Accelerated Distributed Aggregative Optimization
Jiaxu Liu, Song Chen, Shengze Cai, Chao Xu, Jian Chu
TL;DR
This work tackles distributed aggregative optimization where each agent's local cost depends on its own state and a global aggregative term. It introduces two accelerated algorithms, DAGT-HB and DAGT-NES, that merge heavy-ball and Nesterov momentum with distributed aggregative gradient tracking to achieve global linear convergence under standard smoothness and strong convexity assumptions. Theoretical results establish explicit parameter regimes ensuring linear convergence, with corollaries translating to convergence of the objective value and state iterates; practical guidelines for parameter selection are provided. Numerical experiments on optimal placement and Nash-Cournot-style generation problems demonstrate faster convergence and robustness to topology, delays, and noise, highlighting the practical impact for scalable, accelerated distributed optimization in networked systems.
Abstract
This paper delves into the investigation of a distributed aggregative optimization problem within a network. In this scenario, each agent possesses its own local cost function, which relies not only on the local state variable but also on an aggregated function of state variables from all agents. To expedite the optimization process, we amalgamate the heavy ball and Nesterovs accelerated method with distributed aggregative gradient tracking, resulting in the proposal of two innovative algorithms, aimed at resolving the distributed aggregative optimization problem.
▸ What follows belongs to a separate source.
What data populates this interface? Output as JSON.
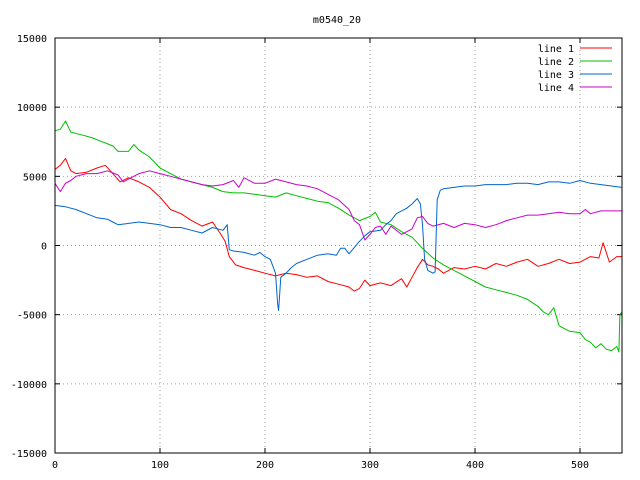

Our analysis demonstrates that the proposed algorithms can converge to an optimal solution at a global linear convergence rate when the objective function is strongly convex with the Lipschitz-continuous gradient, and when the parameters (e.g., step size and momentum coefficients) are chosen within specific ranges. Additionally, we present several numerical experiments to verify the effectiveness, robustness and superiority of our proposed algorithms.